Durant le dernier siècle avant notre ère, le royaume des Bituriges qui occupaient notre région, déclinait. Pourtant de Bruère (du celte Brivodorum, de Briva, le pont) à Allichamps (du celte Aliscampis, le champ d'Aalis ou Adalis) les cités étaient actives et prospères. On y exploitait le minerai de fer ; des digues barraient le Cher pour l'installation de moulins à blé et à draps, le poisson y était abondant ; les forêts prodiguaient bois de construction, chaleur et nourriture.

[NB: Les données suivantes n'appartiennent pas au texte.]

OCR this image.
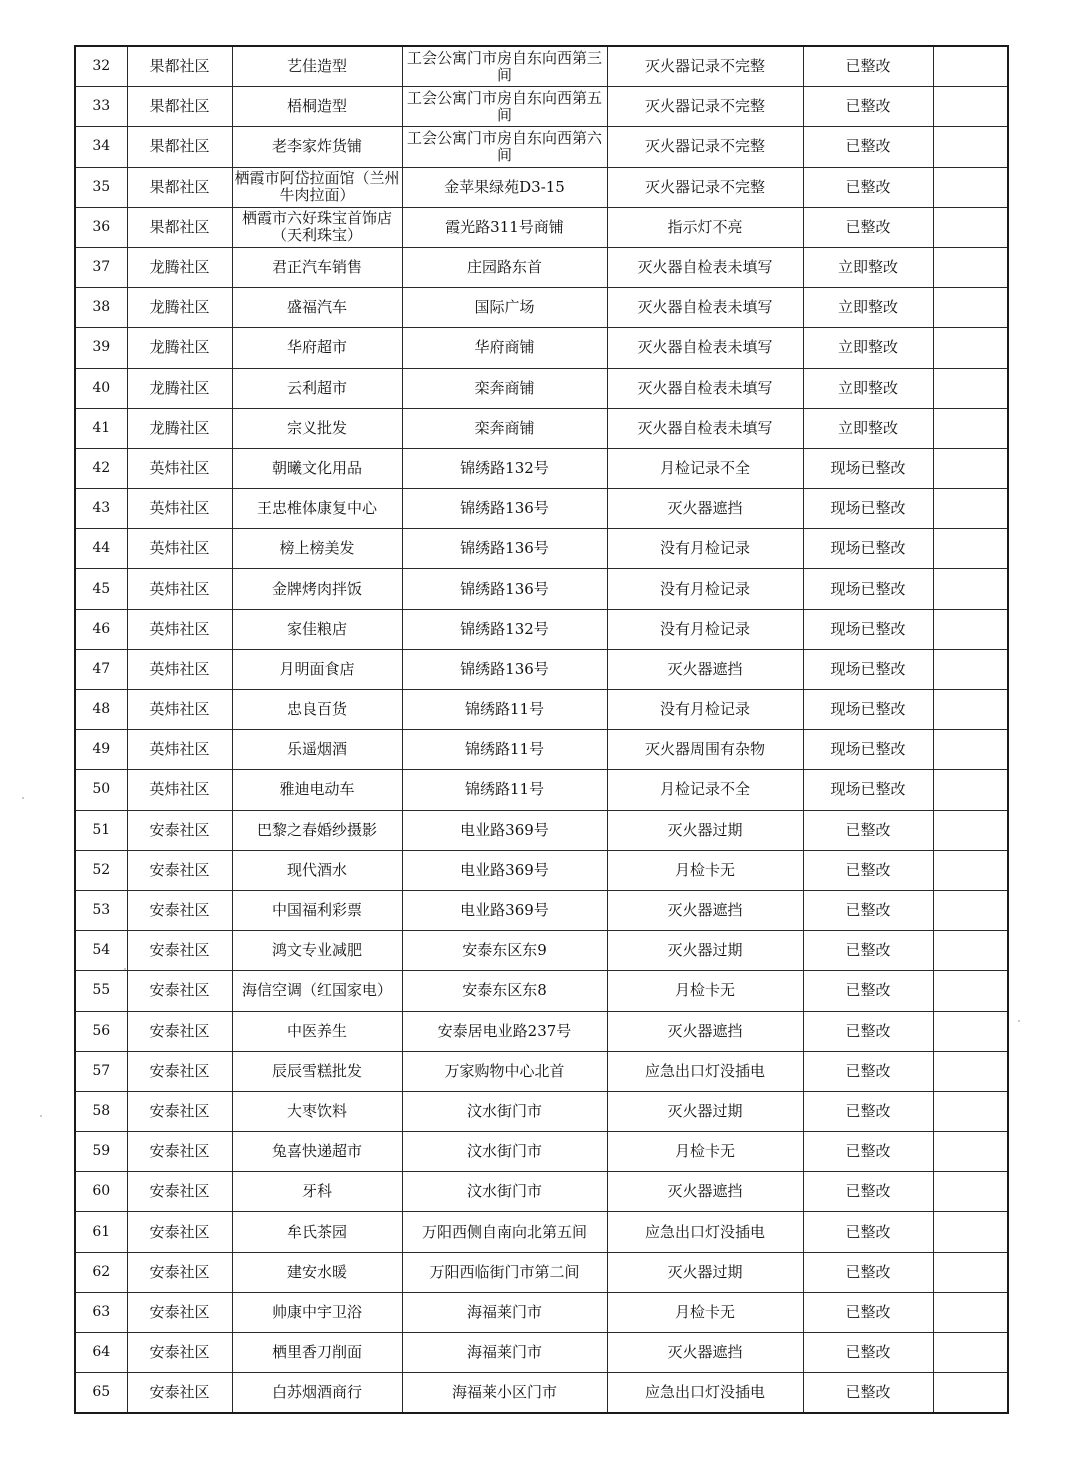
32	果都社区	艺佳造型	工会公寓门市房自东向西第三间	灭火器记录不完整	已整改	
33	果都社区	梧桐造型	工会公寓门市房自东向西第五间	灭火器记录不完整	已整改	
34	果都社区	老李家炸货铺	工会公寓门市房自东向西第六间	灭火器记录不完整	已整改	
35	果都社区	栖霞市阿岱拉面馆（兰州牛肉拉面）	金苹果绿苑D3-15	灭火器记录不完整	已整改	
36	果都社区	栖霞市六好珠宝首饰店（天利珠宝）	霞光路311号商铺	指示灯不亮	已整改	
37	龙腾社区	君正汽车销售	庄园路东首	灭火器自检表未填写	立即整改	
38	龙腾社区	盛福汽车	国际广场	灭火器自检表未填写	立即整改	
39	龙腾社区	华府超市	华府商铺	灭火器自检表未填写	立即整改	
40	龙腾社区	云利超市	栾奔商铺	灭火器自检表未填写	立即整改	
41	龙腾社区	宗义批发	栾奔商铺	灭火器自检表未填写	立即整改	
42	英炜社区	朝曦文化用品	锦绣路132号	月检记录不全	现场已整改	
43	英炜社区	王忠椎体康复中心	锦绣路136号	灭火器遮挡	现场已整改	
44	英炜社区	榜上榜美发	锦绣路136号	没有月检记录	现场已整改	
45	英炜社区	金牌烤肉拌饭	锦绣路136号	没有月检记录	现场已整改	
46	英炜社区	家佳粮店	锦绣路132号	没有月检记录	现场已整改	
47	英炜社区	月明面食店	锦绣路136号	灭火器遮挡	现场已整改	
48	英炜社区	忠良百货	锦绣路11号	没有月检记录	现场已整改	
49	英炜社区	乐遥烟酒	锦绣路11号	灭火器周围有杂物	现场已整改	
50	英炜社区	雅迪电动车	锦绣路11号	月检记录不全	现场已整改	
51	安泰社区	巴黎之春婚纱摄影	电业路369号	灭火器过期	已整改	
52	安泰社区	现代酒水	电业路369号	月检卡无	已整改	
53	安泰社区	中国福利彩票	电业路369号	灭火器遮挡	已整改	
54	安泰社区	鸿文专业减肥	安泰东区东9	灭火器过期	已整改	
55	安泰社区	海信空调（红国家电）	安泰东区东8	月检卡无	已整改	
56	安泰社区	中医养生	安泰居电业路237号	灭火器遮挡	已整改	
57	安泰社区	辰辰雪糕批发	万家购物中心北首	应急出口灯没插电	已整改	
58	安泰社区	大枣饮料	汶水街门市	灭火器过期	已整改	
59	安泰社区	兔喜快递超市	汶水街门市	月检卡无	已整改	
60	安泰社区	牙科	汶水街门市	灭火器遮挡	已整改	
61	安泰社区	牟氏茶园	万阳西侧自南向北第五间	应急出口灯没插电	已整改	
62	安泰社区	建安水暖	万阳西临街门市第二间	灭火器过期	已整改	
63	安泰社区	帅康中宇卫浴	海福莱门市	月检卡无	已整改	
64	安泰社区	栖里香刀削面	海福莱门市	灭火器遮挡	已整改	
65	安泰社区	白苏烟酒商行	海福莱小区门市	应急出口灯没插电	已整改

Après la défaite de Vercingétorix à Alesia, en 52 avant notre ère, les légions romaines s'installèrent à Bruère, dont elles appréciaient autant l'ondoiement des collines que la position stratégique. Bâtisseurs d'exception, ils perfectionnèrent d'abord l'extraction de la pierre à la carrière de La Celle pour la construction des routes, des ponts, l'élévation des temples, des villas, d'un amphithéâtre, la sculpture des stèles, des bornes... .

A Allichamps, Claude le Gothique (268-270) commanda la construction d'un temple dédié à Diane ; à Bruère, l'empereur Caracalla (211-217) fit bâtir une sacella (chapelle) en mémoire du frère qu'il fit assassiner.

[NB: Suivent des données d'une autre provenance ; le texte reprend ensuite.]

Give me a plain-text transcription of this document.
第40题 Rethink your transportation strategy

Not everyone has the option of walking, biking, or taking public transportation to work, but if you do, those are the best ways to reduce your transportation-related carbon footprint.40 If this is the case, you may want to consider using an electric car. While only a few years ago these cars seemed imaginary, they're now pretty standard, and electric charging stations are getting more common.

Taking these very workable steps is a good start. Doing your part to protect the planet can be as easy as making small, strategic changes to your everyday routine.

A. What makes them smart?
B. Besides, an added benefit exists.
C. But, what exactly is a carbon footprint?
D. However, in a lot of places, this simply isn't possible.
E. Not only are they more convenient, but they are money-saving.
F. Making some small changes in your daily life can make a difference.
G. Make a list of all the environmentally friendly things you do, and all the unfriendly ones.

Bientôt une ville forte supplanta le petit village gaulois. D'épais remparts s'élevèrent sur un rectangle d'environ 230m par 40m, bordés de fossés atteignant 8m de larges. Des tours défensives et un chemin de ronde complétèrent cet ensemble auquel on accédait par des portes à ponts levis ouvrant  la voie d'Avaricum (Bourges) à Augustonemetum (Clermont Ferrand). Un trivium (borne milliaire indiquant les distances dans trois directions) marquait l'embranchement de cet axe vers Mediolanum (Châteaumeillant), en empruntant le pont sur le Cher. Ce trivium  fut emporté par les invasions barbares qui se sont succédées après la chute de l'empire romain occidental en 476. Converti en sarcophage, il fut exhumé au 18ème siècle par le prieur Pajonnet au lieu-dit La-Levée-de-César.

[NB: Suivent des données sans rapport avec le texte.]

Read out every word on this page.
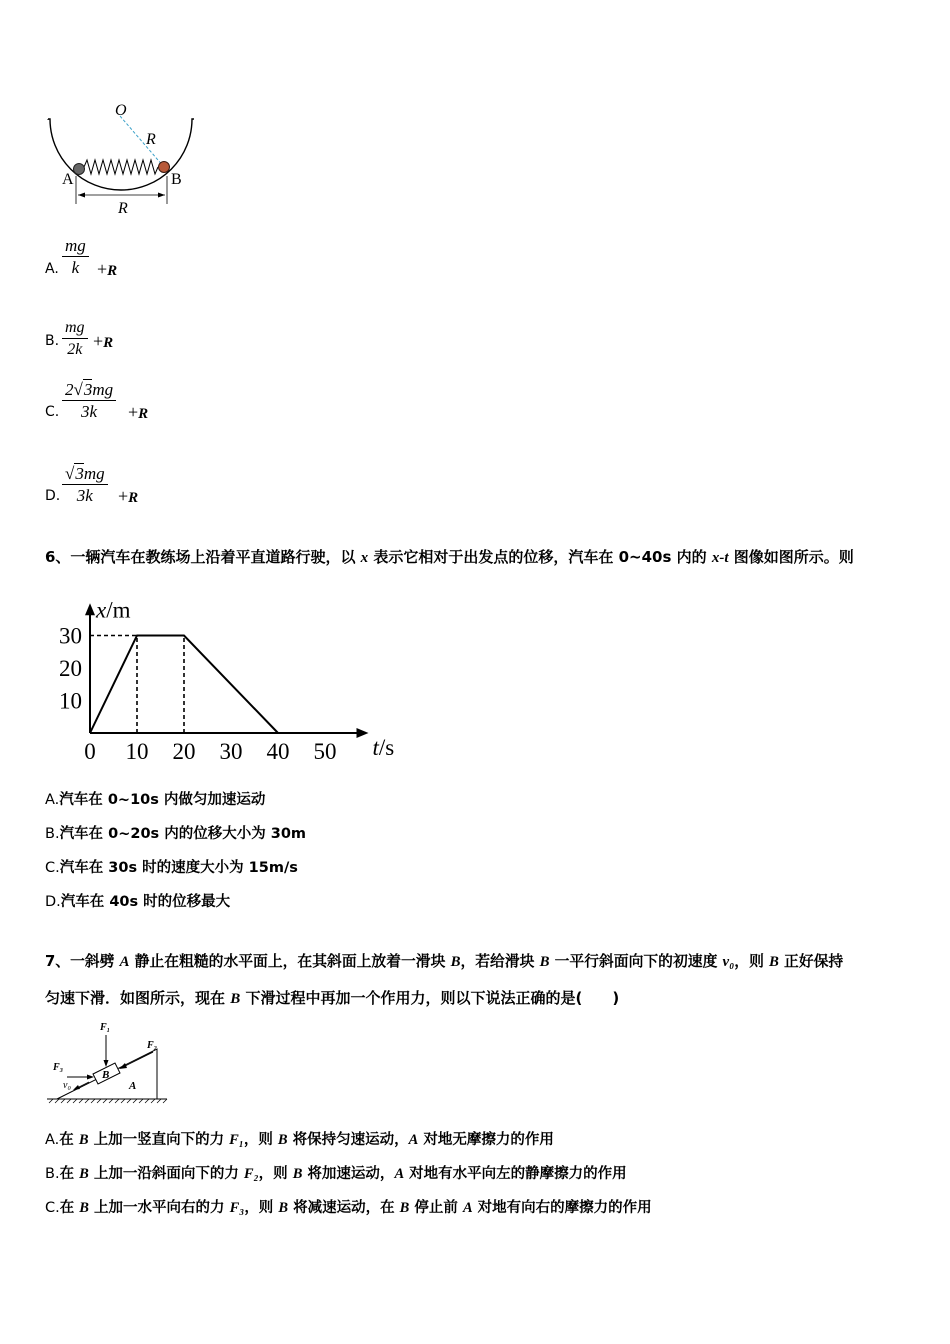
O
R
A	B
R
A.
mg
k +R
B.
mg
2k +R
C.
2√3mg
3k +R
D.
√3mg
3k +R
6、一辆汽车在教练场上沿着平直道路行驶，以 x 表示它相对于出发点的位移，汽车在 0~40s 内的 x-t 图像如图所示。则
0 10 20 30 40 50
10
20
30
t/s
x/m
A.汽车在 0~10s 内做匀加速运动
B.汽车在 0~20s 内的位移大小为 30m
C.汽车在 30s 时的速度大小为 15m/s
D.汽车在 40s 时的位移最大
7、一斜劈 A 静止在粗糙的水平面上，在其斜面上放着一滑块 B，若给滑块 B 一平行斜面向下的初速度 v₀，则 B 正好保持
匀速下滑．如图所示，现在 B 下滑过程中再加一个作用力，则以下说法正确的是(　　)
F₁
F₂
F₃
v₀
B
A
A.在 B 上加一竖直向下的力 F₁，则 B 将保持匀速运动，A 对地无摩擦力的作用
B.在 B 上加一沿斜面向下的力 F₂，则 B 将加速运动，A 对地有水平向左的静摩擦力的作用
C.在 B 上加一水平向右的力 F₃，则 B 将减速运动，在 B 停止前 A 对地有向右的摩擦力的作用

Si les romains eurent le génie de la pierre, ils eurent aussi celui de l'eau. Les infrastructures collectives furent complétées par la construction d'un aqueduc sur le Cher, des thermes et de nombreux puits favorisant la luxuriance des vergers, des potagers et l'implantation de la vigne. D'ailleurs, à proximité du chemin des vignes, sur la colline, des fouilles ont révélé l'existence d'une villa à la mode romaine, vaste domaine de parcs et de jardins tant enchanteurs que nourriciers.


Les nombreux édifices témoins de cet habitat ne subsistent plus qu'à l'état de vestiges ou de fondations, mais nourrissent toujours la fierté des Bruérois qui ont choisi comme emblème du village la célèbre colonne dite du "Centre de la France".